Se il burrascoso anno in collegio aveva attutito la delusione dei cambiamenti apportati alla sua casa, le disavventure dell’anno seguente le fecero accettare i successivi mutamenti.

Dopo un altro anno infatti la conceria era stata ulteriormente ampliata. In giardino restava libero uno spazio in terra battuta circondato da un muretto sbriciolato e restava il susino molto invecchiato, pochi rami, rade foglie, come quelle persone che invecchiando perdono i capelli. Troppo vicino era stata scavata una fossa per la calce che gli rodeva le radici.
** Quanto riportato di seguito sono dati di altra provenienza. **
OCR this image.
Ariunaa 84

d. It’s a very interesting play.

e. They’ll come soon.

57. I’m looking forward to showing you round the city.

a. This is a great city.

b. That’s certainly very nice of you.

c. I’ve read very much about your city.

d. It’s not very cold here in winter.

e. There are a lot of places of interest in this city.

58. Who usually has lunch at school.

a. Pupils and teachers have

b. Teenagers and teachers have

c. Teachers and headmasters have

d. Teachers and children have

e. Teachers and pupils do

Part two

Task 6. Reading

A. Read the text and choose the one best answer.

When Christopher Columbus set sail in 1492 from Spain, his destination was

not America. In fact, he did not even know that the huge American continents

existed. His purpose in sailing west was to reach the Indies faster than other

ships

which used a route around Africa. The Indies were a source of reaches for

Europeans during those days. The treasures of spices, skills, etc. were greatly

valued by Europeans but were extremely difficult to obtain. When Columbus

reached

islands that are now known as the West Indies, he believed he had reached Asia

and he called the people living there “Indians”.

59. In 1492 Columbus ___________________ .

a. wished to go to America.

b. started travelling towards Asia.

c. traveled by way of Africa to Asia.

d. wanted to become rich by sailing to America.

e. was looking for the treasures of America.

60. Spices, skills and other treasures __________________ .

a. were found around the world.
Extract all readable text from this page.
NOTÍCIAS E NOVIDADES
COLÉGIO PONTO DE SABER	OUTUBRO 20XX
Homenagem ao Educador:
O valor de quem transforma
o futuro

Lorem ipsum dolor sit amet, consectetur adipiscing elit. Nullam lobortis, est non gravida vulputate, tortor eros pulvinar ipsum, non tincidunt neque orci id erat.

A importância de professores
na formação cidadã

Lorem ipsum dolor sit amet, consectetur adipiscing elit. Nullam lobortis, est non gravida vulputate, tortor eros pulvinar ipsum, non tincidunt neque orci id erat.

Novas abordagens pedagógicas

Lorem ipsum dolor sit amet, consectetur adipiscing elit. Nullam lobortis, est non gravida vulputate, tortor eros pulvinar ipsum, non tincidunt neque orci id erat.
Non c’era più la sua vite. Sparsi qua e là mucchi di carnume, quel materiale biancastro e molliccio formato dalle parti tagliate alle pelli durante la concia.

C’era tanta tristezza e tanto grigio in quel cambiamento.

Fu così che venne la sera. Immobile seduta all’angolo sul muretto, dinanzi a lei i campi sottostanti che a gradoni scendevano nel vallone. Provò ad ascoltare le voci della campagna. Erano lontane e sbiadite. Poi la luna sbucando dal picco più alto dei monti ne illuminò l’ampio anfiteatro mettendo in evidenza le groppe alle basi di essi: la Scorza, il Toppolo, il rione delle concerie che ora avevano invaso tutto il paese come la sua casa e quella del suo vicino nel cui giardino era sorta una conceria simile alla sua.

Anche lì c’era lo stesso squallore su cui la luna gettava una luce sepolcrale.

I mucchi di carnume alle sue spalle, viscidi e lividi, rimandavano un’eguale immagine di morte.